Striktes Werbeverbot zeichnet sich ab
Dabei zeichnet sich ab, dass es ein striktes Werbeverbot für Cannabisprodukte zum Schutz von Jugendlichen geben wird, das sich auch auf die Influencer-Werbung z.B. bei YouTube erstrecken könnte. Spannend ist die Frage, ob die Ampel künftig ausschließlich den Erwerb von Cannabis in Präsenz im Laden zulässt oder auch den Onlinehandel und Lieferservice.

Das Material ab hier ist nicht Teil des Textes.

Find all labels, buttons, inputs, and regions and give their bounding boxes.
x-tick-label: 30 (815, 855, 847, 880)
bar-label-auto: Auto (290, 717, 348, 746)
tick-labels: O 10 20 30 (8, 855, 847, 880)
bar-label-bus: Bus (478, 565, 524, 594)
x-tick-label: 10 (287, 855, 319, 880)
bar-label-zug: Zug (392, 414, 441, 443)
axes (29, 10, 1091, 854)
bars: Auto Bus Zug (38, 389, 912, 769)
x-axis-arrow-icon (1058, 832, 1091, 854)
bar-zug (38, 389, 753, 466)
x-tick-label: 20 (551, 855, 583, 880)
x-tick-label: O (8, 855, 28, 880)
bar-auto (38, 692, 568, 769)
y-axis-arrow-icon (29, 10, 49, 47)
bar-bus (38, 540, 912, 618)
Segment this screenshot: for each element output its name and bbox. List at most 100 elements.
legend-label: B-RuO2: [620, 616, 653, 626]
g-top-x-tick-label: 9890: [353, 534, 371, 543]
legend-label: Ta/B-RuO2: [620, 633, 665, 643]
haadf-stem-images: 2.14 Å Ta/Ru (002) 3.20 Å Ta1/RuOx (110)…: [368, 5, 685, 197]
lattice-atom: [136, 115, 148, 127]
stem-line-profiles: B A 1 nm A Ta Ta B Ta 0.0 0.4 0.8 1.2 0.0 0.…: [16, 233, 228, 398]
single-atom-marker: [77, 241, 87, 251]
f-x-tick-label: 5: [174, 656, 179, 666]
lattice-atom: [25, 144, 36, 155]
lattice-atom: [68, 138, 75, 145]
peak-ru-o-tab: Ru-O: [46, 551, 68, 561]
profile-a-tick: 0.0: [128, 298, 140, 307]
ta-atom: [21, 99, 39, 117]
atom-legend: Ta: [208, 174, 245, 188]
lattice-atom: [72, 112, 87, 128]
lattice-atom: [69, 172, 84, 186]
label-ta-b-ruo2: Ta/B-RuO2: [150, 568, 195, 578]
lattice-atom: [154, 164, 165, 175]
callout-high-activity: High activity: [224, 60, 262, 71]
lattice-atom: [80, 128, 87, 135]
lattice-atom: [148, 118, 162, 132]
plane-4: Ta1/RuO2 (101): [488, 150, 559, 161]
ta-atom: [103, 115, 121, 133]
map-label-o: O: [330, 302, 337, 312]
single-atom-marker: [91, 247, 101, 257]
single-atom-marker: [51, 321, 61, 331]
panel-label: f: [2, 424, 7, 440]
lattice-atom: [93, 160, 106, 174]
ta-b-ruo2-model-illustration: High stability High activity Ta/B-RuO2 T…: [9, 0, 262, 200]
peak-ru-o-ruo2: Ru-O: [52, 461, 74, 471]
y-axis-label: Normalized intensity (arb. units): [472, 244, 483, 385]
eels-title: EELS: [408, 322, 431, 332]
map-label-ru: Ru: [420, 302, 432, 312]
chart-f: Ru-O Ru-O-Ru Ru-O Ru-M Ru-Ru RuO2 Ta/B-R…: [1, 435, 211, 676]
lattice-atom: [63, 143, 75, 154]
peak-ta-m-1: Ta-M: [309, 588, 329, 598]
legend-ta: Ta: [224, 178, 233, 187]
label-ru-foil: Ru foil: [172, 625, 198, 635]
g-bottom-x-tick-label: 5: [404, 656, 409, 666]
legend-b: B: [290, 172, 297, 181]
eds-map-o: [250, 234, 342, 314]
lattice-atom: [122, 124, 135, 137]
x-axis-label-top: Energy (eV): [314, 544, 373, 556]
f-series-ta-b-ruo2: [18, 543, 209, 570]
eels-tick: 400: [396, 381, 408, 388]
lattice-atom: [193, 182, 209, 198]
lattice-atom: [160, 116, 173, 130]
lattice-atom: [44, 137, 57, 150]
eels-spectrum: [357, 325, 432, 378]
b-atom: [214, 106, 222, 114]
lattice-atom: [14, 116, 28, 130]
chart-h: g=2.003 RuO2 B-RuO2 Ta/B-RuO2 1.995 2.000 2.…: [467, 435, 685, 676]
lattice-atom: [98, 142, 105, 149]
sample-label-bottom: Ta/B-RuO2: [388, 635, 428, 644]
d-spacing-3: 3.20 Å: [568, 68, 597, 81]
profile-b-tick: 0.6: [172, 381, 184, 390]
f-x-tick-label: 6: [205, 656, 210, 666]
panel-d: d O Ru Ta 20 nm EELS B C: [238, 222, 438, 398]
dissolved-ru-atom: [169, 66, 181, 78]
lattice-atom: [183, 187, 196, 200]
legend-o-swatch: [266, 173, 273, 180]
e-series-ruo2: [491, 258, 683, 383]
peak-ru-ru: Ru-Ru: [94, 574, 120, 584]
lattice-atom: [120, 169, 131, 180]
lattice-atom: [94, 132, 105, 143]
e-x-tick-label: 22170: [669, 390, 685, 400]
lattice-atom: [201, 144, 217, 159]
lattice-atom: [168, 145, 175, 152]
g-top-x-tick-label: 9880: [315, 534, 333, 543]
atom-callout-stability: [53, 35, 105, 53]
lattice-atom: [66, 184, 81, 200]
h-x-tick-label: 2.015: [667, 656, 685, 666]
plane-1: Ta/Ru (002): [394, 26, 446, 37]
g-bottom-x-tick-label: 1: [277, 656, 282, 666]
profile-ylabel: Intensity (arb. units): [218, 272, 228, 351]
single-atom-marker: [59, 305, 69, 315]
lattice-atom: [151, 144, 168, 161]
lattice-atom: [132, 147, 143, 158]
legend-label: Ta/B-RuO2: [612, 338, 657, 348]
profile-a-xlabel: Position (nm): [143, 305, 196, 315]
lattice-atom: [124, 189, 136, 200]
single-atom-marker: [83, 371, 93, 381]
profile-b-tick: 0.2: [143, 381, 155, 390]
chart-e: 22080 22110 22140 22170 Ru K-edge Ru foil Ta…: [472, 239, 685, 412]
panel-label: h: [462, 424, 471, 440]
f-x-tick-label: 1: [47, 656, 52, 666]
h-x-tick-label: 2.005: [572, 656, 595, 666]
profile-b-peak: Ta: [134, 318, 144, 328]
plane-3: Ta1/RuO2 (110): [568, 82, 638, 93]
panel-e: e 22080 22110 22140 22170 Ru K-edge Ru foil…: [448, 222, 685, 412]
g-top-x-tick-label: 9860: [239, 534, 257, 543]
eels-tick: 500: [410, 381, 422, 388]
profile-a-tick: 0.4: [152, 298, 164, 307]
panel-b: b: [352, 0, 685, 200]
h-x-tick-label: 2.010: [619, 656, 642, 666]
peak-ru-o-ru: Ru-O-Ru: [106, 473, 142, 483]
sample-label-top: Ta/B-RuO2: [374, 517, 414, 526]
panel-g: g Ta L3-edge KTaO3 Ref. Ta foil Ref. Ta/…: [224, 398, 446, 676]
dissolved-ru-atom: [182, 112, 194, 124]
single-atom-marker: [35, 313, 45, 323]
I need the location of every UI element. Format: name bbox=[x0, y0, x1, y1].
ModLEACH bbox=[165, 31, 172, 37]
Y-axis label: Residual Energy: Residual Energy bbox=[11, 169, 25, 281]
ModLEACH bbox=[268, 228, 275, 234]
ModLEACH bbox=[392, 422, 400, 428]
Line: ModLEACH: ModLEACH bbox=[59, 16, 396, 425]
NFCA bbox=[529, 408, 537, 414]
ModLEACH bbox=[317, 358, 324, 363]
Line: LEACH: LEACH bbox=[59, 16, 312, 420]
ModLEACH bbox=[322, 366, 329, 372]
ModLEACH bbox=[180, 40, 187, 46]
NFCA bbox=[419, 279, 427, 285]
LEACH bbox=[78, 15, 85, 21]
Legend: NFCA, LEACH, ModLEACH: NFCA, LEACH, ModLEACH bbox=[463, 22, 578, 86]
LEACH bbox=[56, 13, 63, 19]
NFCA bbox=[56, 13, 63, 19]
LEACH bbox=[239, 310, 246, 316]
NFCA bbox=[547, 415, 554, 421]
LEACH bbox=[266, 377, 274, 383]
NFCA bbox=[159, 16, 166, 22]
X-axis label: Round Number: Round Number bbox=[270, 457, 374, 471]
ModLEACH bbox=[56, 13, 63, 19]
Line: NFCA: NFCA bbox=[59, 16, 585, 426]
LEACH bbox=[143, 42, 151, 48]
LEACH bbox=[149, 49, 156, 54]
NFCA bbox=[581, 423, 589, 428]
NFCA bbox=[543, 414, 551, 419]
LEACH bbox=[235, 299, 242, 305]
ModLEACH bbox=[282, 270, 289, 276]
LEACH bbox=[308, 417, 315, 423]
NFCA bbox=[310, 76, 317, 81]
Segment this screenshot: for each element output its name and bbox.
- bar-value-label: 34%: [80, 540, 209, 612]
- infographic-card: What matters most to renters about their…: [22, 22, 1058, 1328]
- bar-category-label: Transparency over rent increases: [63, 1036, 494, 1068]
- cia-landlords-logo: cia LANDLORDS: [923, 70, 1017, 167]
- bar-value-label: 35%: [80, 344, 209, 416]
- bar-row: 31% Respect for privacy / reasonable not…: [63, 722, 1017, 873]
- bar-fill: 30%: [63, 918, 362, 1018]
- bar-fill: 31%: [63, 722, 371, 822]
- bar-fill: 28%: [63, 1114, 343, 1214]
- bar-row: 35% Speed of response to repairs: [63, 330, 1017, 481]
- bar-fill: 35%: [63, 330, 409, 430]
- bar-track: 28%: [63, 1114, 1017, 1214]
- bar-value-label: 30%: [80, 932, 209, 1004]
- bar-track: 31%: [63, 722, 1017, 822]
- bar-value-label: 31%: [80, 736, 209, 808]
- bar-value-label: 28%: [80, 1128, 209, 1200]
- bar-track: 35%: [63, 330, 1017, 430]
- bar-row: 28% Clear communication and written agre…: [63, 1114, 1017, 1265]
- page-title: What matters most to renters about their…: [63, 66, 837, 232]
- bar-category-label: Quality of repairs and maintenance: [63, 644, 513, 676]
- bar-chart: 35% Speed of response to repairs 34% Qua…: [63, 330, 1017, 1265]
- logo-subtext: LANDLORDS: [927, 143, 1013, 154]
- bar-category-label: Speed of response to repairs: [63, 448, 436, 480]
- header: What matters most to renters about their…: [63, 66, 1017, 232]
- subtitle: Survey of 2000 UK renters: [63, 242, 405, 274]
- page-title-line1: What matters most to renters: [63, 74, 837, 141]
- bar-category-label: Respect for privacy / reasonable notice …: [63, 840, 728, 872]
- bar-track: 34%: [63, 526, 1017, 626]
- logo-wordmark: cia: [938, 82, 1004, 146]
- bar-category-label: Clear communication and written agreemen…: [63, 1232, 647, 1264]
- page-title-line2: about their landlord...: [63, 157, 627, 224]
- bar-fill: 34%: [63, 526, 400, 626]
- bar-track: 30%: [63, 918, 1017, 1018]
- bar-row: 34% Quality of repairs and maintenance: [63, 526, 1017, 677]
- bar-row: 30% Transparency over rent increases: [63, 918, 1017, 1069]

Gabriele Sauermann von der Deutschen Hauptstelle für Suchtfragen (DHS) warnte vor einem Online-Verkauf oder dem Verkauf per Lieferservice, da ansonsten der Jugendschutz zu leicht umgegangen werden könnte. Außerdem müsse durch die Verkäufer vor Ort eine qualifizierte Beratung gewährleistet sein. Erfahrungen aus den USA zeigten, dass gerne auch mal Menschen aus der Altersgruppe 60-plus zum ersten Mal probieren wollen – da sei auch angesichts möglicher Vorerkrankungen die Beratung vor Ort unerlässlich, so Sauermann. Kritiker allerdings warnen davor, dass der ausschließliche Präsenz-Verkauf in Shops, die es wohl nur in Städten geben werde, für Menschen auf dem Land bedeute, weiterhin auf den Schwarzmarkt angewiesen zu sein.
Kontroversen gibt es auch rund um die Frage des THC-Höchstwertes. Während Sauermann für eine THC-Obergrenze plädierte, sprach sich Georg Wurth, Geschäftsführer des Deutschen Hanfverbandes, dagegen aus. Gäbe es in Shops nur Cannabis mit niedrigem THC-Gehalt, würde für viele der Schwarzmarkt eben doch wieder attraktiver. Um diesem das Wasser abzugraben, dürften in den künftigen Verkaufsstellen Cannabis auch nicht teurer sein als außerhalb.
Einstellung der Strafverfolgung gefordert
Bei allen Differenzen im Kleinen: Einig waren sich Sauermann und Wurth in Sachen Strafverfolgung. Da es mit der Verabschiedung eines Gesetzes ja noch etwas dauern könnte, aber man ja wisse, "wohin die Reise" gehe, sollten die Strafverfolgungsbehörden ihre Aktivitäten bzw. laufende Verfahren gegen Cannabis-Konsumenten schon jetzt einstellen. Für Jugendliche bedeuteten diese Verfahren schließlich auch den Ausschluss gesellschaftlicher Teilhabe – z.B., wenn daraus das Verbot resultiere, den Führerschein zu machen, so Sauermann.
Ob sich die Strafverfolgungsbehörden allerdings wegen eines irgendwann, voraussichtlich Ende 2023 in Kraft tretenden Gesetzes darauf einlassen werden, sich nicht mehr an das Legalitätsprinzip zu halten, ist eher unwahrscheinlich. Helfen könnte hier eher dieses Jahr noch das Bundesverfassungsgericht (BVerfG). Der für das Thema zuständigen Berichterstatterin im 2. Senat, Dr. Sibylle Kessel-Wulff, liegen inzwischen sieben Richtervorlagen vor, die die Verfassungskonformität der geltenden Cannabis-Strafnormen anzweifeln. Mit einer Entscheidung aus Karlsruhe ist noch in diesem Jahr zu rechnen.
Allerdings könnte das Gericht den Legalisierungs-Bestrebungen auch einen Dämpfer verpassen. Nämlich dann, wenn das gleiche passiert, wie schon 2004: Damals sollte das BVerfG ebenfalls auf Grundlage einer Richtervorlage prüfen, ob das Cannabis-Verbot mit dem Grundgesetz vereinbar ist. Das BVerfG hielt die Richtervorlage seinerzeit aber für unzulässig, unter anderem auch mit der Begründung, dass es selbst an eine frühere, eigene Entscheidung von 1994 nach § 31 Abs. 1 Bundesverfassungsgerichtsgesetz gebunden sei (Beschl. v. 29.06.2004, Az. 2 BvL 8/02). Das vorlegende AG Bernau habe damals keine neuen Tatsachen dargelegt, "die geeignet seien, eine von der früheren Erkenntnis des Bundesverfassungsgerichts abweichende Entscheidung zu ermöglichen", hieß es 2004.